Authentication

Register

With the registration of your application from the application registration page, you can issue a client_secret and client_id. Please develop your application to include them. Also, you can create an access_token from the developer page for testing.

In addition, to use the API you will need one of the following:

  • Authentication by client_id
  • Authentication with OAuth

It is convenient to authenticate by client_id in applications because it does not require a user login. The other way is with Oauth.

client_id

When using an API request that requires client_id, please add the following parameters.

client_id=LKjneiuajvdafasdsadfsadfasdhfa...

Because the client_id function does not touch the data of users, you can safely use this in public code.

OAuth

This API complies with OAuth2.0. After you register your application on the developer page, you will get a client_secret and client_id. Please handle the client_secret with good security practices so that it will not be available to third parties. After authenticating the user in accordance with the procedure described below access_token will be issued for the user.

When using an API OAuth authentication is required, either the access_token should be applied as a parameter,

access_token=slakjfdijawnfjhf9w8ufwaejwa...

Or,
Please grant the request header as described below.

Authorization: Bearer slakjfdijawnfjhf9w8ufwaejwa..

Flow of User Authentication

Authorize application

Use the following URL to request access to user information.

GET       /oauth/authorize
parameter
NameTypeRemarks
client_idstring
redirect_uristring
response_typestringmust be 'code'

When users log in on this page, the application will be granted access to that users Gyazo information.

When authentication is completed the user will be redirected to the redirect_uri that you specify as a parameter. When this happens, the server will return the code. By using this code, you can get the user's access_token.

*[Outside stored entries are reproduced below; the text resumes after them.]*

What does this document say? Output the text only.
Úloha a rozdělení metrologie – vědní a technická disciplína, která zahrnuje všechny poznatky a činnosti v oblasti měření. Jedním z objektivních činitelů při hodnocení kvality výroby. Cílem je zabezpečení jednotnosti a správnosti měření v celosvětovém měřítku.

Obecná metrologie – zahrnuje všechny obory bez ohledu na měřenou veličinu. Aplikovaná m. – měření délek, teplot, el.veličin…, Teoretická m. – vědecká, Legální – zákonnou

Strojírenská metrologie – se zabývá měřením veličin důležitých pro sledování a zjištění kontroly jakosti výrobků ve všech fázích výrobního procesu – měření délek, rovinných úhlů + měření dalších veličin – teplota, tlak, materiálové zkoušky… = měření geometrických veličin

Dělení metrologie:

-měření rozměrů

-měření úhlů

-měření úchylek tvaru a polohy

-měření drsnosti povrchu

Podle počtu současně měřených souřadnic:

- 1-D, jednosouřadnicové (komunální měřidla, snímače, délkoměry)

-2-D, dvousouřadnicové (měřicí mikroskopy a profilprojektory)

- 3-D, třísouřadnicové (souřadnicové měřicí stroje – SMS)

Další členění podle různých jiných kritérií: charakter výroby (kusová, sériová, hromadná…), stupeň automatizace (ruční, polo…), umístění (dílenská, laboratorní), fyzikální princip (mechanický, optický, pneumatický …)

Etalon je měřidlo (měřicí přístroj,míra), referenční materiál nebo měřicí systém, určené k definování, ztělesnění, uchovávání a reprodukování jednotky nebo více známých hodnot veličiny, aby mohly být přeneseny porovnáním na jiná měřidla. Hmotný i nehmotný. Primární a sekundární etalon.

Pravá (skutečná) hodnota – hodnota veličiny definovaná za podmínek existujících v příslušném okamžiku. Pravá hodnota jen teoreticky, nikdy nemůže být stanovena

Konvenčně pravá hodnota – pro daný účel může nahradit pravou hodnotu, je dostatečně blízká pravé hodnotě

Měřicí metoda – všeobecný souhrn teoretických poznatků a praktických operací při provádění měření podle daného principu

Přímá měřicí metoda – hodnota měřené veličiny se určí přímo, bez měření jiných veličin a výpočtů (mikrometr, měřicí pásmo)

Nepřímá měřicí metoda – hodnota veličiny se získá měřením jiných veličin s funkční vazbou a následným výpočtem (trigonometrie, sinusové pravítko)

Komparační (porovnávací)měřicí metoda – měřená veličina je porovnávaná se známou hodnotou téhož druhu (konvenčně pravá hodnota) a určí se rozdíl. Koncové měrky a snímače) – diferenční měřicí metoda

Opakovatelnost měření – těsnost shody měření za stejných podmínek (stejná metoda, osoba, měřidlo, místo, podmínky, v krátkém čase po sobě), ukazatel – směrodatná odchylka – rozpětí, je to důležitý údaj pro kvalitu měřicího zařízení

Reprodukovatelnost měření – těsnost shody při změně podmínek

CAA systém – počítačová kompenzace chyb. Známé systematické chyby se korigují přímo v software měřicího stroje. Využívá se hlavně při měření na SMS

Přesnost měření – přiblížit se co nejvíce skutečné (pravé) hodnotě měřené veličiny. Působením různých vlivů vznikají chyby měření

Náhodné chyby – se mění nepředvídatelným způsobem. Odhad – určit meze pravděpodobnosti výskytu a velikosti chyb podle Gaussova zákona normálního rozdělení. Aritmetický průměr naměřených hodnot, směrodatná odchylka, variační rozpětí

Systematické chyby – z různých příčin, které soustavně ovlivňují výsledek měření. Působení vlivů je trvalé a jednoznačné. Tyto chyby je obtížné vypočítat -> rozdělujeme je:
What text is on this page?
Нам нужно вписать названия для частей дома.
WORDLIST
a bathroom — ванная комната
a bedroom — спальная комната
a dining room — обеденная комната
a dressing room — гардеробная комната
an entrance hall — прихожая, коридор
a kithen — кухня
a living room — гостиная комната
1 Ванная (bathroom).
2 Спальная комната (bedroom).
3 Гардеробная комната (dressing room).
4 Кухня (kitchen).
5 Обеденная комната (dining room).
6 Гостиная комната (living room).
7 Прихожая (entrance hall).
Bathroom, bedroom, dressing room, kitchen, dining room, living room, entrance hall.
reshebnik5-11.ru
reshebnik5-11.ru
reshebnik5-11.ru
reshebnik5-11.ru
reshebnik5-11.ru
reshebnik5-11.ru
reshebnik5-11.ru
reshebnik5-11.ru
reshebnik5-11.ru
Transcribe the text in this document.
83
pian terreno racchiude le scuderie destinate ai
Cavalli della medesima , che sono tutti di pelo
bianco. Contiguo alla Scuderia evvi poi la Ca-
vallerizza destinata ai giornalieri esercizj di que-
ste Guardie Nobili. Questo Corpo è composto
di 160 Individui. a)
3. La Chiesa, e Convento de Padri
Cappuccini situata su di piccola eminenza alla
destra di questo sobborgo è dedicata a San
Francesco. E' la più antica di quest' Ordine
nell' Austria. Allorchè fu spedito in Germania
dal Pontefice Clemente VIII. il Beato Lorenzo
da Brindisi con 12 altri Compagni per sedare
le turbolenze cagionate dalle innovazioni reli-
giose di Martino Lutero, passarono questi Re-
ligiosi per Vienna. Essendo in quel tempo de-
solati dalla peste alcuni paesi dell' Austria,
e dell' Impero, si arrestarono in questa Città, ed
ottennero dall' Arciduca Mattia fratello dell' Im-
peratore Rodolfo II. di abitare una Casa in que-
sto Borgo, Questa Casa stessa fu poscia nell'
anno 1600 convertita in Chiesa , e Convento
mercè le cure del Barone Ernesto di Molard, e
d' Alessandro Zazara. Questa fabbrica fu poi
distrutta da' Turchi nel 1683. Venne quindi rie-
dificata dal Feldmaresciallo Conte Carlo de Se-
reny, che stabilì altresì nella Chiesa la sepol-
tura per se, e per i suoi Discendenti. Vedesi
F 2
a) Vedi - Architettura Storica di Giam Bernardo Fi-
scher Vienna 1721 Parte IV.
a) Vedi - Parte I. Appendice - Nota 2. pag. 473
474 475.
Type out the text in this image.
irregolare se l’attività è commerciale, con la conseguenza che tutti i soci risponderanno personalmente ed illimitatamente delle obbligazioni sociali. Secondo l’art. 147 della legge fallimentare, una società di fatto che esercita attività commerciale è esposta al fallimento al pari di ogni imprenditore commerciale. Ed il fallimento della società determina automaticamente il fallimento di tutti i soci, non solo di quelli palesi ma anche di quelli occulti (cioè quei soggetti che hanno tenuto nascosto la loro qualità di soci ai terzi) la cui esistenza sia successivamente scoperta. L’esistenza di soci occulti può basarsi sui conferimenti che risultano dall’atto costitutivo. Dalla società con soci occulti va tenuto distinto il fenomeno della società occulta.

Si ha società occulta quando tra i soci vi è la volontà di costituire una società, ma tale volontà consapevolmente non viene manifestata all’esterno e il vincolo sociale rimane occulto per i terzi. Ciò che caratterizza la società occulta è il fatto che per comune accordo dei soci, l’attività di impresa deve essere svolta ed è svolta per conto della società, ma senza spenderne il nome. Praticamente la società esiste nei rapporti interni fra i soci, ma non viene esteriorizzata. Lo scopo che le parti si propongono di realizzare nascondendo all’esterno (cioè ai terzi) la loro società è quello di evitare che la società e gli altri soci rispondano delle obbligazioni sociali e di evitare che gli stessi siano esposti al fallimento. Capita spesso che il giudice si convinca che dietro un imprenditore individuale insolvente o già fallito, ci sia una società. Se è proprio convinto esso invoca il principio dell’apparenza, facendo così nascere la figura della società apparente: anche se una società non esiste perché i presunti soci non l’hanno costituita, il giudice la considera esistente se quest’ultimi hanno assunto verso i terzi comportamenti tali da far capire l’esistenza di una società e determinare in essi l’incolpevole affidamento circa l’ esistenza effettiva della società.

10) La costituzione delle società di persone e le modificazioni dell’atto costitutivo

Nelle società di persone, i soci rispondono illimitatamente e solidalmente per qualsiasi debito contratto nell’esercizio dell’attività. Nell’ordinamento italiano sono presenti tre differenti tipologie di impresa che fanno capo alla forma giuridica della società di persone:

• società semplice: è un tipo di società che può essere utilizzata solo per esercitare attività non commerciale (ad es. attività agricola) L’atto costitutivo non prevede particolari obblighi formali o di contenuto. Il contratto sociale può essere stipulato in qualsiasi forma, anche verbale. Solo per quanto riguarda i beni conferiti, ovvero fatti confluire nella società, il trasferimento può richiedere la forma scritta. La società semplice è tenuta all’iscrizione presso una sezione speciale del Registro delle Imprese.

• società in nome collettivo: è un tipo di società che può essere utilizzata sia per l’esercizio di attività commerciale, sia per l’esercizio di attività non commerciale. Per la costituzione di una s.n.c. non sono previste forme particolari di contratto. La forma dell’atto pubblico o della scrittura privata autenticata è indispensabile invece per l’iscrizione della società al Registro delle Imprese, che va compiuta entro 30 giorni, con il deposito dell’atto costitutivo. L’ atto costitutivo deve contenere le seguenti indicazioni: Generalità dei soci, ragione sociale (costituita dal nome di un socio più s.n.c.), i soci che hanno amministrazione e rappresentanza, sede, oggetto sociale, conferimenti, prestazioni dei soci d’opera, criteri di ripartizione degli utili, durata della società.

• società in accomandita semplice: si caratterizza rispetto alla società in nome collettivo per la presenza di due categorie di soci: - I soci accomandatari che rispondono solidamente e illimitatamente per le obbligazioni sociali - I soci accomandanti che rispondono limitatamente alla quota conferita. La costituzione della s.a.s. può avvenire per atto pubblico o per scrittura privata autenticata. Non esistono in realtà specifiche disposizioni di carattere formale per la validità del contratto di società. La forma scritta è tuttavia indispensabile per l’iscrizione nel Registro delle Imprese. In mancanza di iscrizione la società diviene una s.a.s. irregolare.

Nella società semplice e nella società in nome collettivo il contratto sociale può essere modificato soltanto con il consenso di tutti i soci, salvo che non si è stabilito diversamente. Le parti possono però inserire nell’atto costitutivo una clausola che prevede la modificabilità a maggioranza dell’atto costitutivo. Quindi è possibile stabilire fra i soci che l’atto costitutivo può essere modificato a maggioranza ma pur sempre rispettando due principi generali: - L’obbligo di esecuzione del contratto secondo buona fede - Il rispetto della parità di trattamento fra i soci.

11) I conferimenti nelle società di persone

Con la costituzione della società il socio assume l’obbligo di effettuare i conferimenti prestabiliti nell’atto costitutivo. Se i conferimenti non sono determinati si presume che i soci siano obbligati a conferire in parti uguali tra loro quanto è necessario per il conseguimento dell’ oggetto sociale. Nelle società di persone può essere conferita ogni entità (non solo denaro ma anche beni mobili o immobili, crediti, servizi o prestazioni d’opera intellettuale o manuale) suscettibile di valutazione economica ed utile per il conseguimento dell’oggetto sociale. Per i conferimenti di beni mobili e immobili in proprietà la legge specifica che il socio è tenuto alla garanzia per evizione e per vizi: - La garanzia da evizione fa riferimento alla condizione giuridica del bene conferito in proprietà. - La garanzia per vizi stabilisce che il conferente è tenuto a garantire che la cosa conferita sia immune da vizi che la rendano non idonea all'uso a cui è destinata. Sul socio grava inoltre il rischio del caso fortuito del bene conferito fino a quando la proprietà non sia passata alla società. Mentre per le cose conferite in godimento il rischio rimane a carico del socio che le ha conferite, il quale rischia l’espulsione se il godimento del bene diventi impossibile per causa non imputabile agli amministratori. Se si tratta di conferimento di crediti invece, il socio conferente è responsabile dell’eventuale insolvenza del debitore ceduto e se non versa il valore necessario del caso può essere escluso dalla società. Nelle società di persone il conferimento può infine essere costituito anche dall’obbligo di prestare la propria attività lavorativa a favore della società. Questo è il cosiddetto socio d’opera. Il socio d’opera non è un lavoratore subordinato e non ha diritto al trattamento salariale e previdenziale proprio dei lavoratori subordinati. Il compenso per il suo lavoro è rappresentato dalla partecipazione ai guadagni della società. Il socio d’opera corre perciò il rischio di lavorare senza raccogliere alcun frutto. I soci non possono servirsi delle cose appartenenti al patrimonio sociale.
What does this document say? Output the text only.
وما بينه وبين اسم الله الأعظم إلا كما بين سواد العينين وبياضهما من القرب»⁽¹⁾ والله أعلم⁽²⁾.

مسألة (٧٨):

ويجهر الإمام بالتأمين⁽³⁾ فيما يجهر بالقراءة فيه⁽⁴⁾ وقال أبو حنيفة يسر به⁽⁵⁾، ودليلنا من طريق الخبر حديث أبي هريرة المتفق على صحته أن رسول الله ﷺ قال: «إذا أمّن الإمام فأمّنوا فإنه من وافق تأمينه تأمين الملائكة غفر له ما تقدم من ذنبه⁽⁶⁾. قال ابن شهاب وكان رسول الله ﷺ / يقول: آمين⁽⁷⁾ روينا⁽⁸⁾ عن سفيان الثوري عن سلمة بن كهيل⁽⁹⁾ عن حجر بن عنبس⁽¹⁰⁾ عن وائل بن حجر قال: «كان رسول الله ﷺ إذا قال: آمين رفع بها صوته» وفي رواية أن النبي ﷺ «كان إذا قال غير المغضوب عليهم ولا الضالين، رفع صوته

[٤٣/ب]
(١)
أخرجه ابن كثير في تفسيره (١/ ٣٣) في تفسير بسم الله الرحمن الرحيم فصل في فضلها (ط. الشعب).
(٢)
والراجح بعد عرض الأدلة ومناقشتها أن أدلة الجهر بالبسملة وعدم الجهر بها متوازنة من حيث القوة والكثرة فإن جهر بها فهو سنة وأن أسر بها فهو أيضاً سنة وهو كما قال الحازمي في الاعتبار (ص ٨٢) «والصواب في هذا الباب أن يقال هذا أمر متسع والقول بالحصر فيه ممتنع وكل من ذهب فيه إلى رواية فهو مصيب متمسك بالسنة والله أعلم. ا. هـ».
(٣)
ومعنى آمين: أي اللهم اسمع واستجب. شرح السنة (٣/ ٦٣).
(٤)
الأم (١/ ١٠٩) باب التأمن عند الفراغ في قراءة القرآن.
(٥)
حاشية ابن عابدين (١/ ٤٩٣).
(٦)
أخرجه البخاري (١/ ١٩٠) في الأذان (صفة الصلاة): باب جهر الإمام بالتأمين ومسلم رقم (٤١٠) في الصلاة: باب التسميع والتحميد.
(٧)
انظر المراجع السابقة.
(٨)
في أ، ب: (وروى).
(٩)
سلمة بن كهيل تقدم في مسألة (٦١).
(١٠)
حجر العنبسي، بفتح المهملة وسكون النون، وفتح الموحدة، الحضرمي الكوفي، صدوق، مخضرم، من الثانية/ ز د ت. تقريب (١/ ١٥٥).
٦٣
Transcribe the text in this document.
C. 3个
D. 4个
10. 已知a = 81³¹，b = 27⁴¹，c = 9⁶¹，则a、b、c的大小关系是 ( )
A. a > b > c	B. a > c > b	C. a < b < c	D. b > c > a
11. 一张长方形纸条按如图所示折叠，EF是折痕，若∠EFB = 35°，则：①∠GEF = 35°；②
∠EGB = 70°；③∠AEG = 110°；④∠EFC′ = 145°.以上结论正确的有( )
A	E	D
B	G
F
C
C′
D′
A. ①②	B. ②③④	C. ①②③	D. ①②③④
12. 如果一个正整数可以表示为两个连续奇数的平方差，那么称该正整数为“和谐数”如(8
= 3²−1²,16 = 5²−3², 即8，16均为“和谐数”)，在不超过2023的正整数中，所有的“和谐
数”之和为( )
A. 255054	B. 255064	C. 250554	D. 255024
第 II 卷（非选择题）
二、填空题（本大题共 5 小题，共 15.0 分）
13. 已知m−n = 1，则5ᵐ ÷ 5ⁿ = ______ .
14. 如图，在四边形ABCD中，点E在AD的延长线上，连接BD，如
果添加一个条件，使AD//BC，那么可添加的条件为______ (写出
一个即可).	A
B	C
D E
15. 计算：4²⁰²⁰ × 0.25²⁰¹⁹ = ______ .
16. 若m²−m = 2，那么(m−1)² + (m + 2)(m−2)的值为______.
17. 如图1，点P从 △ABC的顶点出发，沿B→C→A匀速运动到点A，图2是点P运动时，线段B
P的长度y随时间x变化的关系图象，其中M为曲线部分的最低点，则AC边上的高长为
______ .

http://example.com/callback?code=asdklfajsdksajen...

Get access_token

POST       /oauth/token
parameter
NameTypeRemarks
client_idstring
client_secretstring
redirect_uristring
codestring
grant_typestringmust be 'authorization_code'

Access_token must be included in the response when you want to use the API to save.

HTTP/1.1 200 OK
Date: Fri, 12 Oct 2012 23:33:14 GMT
Content-Type: application/json; charset=utf-8
Status: 200 OK

{
  "access_token" : "fkjasdlfjoiwjefjwanlekfjhwalkfhal",
  "token_type" : "bearer",
  "scope" : "public"
}

expiration date of access_token

The expiration date of the access_token is not set. As long as you are a valid user the token will not stop working until you delete the application.